Two quite different short trips.
First off to Glasgow for an urban adventure (though we’ve been there lots before).
We took plenty of provisions and entertainment for the journey
Our bed for the night was new, both to us and Glasgow at the brand new Motel One ; they even had photos from the West Highland line to make us feel at home. It’s close to Central station and the shops and is very, very dog friendly.
“What’s next? I’ve finished my tea”
If you don’t know the Motel One brand they are well worth checking out. We’ve stayed at their Princes Street branch and they’re also in Newcastle and Manchester.
I couldn’t go to Glasgow without visiting the shops but it’s not quite as dog friendly as Edinburgh, possibly because a lot of my favourites (eg. Whistles, Space NK ) which are dog friendly there are inside malls in Glasgow. The massive Waterstones branch on Sauchiehall Street is dog friendly though, as is Anta and lots of lovely independents on and around Great Western Road. Luckily it was mostly sunny and MrS was happy to wait outside on Buchanan Street while I shopped, and of course Dog S loved all the attention from passers by.
It wasn’t all consumerism though, nor sitting about for DogS. We had a pretty extensive walkies, in fact I covered more steps than I do at home. I’ve walked all over Edinburgh and explored many overseas cities on foot but apart from shopping trips Glasgow on foot has been a path less travelled.
Glasgow is full of impressive buildings, also some haunting ruins. The city centre is full of memories of Glasgow’s time as “second city of empire” and those Victorians didn’t limit their exuberance to building for commerce; on a hill behind the Cathedral is the Necropolis.
It’s a good place for a walk with views over the whole city – and on a clear day up to the highlands.
Births, Marriages and Deaths though not necessarily in that order*
I thought back to our visit when I read this post today**.
And our second trip? Quite different, over the sea to ….. Tiree, the most westerly of the Inner Hebrides. Because of its westerly position it’s much sunnier and drier than many of the islands and also much windier! So windy in fact that it’s a hub for surfing and windsurfing, the Tiree Wave Classic had been held the weekend before our visit.
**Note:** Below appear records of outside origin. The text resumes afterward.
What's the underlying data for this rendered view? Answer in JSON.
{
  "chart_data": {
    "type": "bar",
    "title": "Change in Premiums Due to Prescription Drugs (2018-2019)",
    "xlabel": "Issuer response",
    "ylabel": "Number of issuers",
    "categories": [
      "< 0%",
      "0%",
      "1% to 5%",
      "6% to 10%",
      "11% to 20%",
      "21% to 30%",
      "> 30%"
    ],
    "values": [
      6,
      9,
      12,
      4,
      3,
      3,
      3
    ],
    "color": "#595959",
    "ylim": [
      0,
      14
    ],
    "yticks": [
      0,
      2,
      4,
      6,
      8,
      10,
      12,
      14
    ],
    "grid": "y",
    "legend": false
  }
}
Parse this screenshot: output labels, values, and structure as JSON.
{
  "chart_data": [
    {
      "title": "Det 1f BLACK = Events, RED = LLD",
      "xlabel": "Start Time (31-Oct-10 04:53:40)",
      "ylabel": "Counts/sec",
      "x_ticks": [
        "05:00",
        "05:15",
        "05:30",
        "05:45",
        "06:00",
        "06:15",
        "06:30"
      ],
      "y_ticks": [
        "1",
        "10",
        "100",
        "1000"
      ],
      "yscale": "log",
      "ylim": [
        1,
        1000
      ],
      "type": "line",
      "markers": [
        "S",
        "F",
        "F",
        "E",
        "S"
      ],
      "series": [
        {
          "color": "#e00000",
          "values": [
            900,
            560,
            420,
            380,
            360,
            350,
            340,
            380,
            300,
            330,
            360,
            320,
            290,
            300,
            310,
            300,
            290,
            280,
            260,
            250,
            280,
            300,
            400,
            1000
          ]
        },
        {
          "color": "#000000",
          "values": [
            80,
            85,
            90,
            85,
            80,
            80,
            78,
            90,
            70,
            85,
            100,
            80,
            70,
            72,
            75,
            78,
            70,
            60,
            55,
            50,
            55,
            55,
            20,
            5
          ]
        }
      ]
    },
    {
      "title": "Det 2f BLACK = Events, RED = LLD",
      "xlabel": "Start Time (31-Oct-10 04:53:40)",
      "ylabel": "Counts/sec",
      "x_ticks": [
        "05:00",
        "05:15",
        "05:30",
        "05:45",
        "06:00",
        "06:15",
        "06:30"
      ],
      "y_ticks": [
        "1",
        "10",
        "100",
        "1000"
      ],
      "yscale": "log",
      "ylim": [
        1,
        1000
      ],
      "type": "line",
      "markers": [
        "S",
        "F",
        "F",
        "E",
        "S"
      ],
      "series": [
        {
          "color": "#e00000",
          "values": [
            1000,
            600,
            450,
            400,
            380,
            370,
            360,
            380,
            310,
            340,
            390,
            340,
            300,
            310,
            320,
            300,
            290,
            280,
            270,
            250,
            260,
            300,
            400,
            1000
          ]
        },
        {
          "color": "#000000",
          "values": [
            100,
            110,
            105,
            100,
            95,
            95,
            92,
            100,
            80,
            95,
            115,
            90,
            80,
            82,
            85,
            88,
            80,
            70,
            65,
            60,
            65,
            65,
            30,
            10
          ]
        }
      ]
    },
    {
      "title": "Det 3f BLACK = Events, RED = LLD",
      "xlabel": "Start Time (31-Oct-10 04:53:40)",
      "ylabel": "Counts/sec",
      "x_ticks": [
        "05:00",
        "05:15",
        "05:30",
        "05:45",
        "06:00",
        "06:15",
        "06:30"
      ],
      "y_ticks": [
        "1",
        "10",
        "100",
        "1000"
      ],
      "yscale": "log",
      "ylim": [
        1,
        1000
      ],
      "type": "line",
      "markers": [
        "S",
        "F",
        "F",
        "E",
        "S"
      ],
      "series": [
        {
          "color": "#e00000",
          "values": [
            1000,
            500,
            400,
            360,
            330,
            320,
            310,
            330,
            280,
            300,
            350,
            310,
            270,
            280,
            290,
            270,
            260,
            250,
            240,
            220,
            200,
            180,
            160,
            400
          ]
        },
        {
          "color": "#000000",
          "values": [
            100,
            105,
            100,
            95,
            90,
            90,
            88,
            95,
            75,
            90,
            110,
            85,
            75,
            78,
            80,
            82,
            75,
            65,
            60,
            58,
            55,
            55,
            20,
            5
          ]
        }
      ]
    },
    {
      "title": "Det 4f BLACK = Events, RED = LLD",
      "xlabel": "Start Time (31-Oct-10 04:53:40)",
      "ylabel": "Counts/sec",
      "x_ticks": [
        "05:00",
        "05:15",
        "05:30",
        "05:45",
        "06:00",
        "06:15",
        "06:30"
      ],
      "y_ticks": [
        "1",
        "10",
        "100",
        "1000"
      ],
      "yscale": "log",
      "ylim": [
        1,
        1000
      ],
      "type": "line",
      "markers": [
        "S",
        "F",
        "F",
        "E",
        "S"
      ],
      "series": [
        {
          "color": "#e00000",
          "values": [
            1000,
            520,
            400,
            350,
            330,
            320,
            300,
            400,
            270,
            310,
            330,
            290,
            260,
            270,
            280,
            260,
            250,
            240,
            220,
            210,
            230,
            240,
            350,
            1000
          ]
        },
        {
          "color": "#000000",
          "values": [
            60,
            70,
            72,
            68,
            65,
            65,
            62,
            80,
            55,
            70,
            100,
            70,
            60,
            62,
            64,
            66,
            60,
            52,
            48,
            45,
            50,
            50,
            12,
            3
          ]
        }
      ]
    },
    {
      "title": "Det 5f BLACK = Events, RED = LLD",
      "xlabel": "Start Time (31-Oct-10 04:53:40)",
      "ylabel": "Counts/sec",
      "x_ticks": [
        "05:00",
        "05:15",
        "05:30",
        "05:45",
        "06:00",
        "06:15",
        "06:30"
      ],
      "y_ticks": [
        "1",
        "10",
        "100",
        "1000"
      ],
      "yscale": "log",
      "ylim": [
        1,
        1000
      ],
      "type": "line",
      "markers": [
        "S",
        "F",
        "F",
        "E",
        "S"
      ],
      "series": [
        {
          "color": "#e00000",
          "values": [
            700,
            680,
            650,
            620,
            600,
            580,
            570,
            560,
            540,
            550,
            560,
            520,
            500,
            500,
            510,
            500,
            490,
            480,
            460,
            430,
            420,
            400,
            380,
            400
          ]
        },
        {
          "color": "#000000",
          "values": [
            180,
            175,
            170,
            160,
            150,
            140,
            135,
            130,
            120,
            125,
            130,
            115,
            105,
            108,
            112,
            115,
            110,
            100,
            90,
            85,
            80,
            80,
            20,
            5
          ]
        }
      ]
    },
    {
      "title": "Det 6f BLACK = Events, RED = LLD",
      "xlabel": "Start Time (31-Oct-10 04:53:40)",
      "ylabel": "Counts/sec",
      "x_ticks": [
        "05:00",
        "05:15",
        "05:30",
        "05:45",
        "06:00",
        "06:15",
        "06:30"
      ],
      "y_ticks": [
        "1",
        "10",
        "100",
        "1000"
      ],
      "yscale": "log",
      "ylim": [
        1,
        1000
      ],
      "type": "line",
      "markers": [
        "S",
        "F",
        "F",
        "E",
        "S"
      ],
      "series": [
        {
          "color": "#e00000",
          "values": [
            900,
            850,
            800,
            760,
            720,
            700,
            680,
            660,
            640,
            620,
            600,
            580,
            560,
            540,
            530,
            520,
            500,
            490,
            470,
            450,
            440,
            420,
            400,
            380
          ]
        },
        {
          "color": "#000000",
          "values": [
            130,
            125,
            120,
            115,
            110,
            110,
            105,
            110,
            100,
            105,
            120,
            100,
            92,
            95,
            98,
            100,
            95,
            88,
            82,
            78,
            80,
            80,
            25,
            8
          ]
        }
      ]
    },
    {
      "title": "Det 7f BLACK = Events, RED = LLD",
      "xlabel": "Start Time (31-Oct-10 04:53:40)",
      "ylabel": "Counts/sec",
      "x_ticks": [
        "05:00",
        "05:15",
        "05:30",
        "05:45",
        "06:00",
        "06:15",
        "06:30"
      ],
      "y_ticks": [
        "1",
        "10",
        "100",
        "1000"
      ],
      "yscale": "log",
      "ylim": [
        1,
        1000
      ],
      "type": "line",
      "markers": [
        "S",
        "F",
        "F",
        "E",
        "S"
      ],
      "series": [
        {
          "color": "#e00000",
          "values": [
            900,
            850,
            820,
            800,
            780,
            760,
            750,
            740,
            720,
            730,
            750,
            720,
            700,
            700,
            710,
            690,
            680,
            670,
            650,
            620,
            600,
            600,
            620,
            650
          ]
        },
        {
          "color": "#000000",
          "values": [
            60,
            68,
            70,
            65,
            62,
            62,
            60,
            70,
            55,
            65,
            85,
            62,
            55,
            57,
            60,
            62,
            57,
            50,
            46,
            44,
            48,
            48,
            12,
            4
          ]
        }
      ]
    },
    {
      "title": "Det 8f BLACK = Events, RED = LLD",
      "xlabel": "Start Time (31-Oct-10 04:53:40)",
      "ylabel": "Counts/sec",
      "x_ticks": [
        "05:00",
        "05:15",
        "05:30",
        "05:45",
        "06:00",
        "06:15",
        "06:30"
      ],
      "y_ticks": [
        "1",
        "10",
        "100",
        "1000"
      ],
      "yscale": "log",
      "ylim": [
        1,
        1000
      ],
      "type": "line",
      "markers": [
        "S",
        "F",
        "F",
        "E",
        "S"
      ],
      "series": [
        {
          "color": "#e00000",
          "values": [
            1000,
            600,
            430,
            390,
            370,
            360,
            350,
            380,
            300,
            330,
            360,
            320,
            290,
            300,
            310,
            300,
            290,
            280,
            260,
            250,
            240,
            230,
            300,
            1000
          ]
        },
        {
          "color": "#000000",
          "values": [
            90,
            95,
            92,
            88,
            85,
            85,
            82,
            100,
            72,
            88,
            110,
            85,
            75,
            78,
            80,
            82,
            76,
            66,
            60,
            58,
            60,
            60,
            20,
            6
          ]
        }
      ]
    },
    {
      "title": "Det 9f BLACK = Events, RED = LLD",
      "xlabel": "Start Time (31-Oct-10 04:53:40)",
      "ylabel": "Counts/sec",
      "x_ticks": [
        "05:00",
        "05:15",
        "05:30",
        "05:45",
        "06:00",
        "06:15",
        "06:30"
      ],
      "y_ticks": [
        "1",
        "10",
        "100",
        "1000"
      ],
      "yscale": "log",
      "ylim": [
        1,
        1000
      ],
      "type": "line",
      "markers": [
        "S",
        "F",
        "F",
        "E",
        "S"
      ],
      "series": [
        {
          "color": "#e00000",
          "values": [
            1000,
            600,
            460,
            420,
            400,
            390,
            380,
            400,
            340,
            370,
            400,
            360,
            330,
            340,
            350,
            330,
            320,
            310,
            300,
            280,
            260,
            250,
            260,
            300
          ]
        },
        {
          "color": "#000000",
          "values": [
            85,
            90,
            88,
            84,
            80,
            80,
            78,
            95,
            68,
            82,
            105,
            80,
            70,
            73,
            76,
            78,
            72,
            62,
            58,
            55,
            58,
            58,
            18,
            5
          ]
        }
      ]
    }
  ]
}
We stayed at The Old Thatch in Scarinish, small and cosy just perfect for two people and one dog. A traditional two roomed cottage it would have housed a large family well into the 20th century.
view from the bath
Now Tiree’s built environment might be a tad less grandiose than Glasgow’s (though very attractive) but its beaches would be hard to beat.
And it was even warm and sunny enough for a picnic
Our lunch spot was close to the Ringing Stone an “Erratic” which landed on Tiree after a volcanic eruption. Don’t worry about getting hit on the head by flying rocks though, it happened millennia ago. Nearby basking seals jumped into the sea and swam close to get a good look at us.
the Ringing Stone
watching us watching them
It wasn’t all gorgeous natural beauty though, once again all too much plastic waste washed in by the tide. When the shells are sand the plastic will still be around.
the wreck of the schooner Mary Stewart at Scarininsh
and another old lady retired ashore
Two short but sweet breaks, each lovely in their own way.
PS. I’m just back from a shorter trip, just one night in Perth. A shout out to Gringos a lovely, lively bar, dog friendly of course with great food and friendly staff. Not the place for a quiet romantic night perhaps but well worth a visit. Another plus for Perth(shire), a selection of libraries have introduced dog friendly Fridays . No accommodation report because I like to post positive reviews, the only plus point being DogS could come too.
*The Necropolis, Glasgow Cathedral and Infirmary (in the background right).
** I was a bit delayed completing and posting this.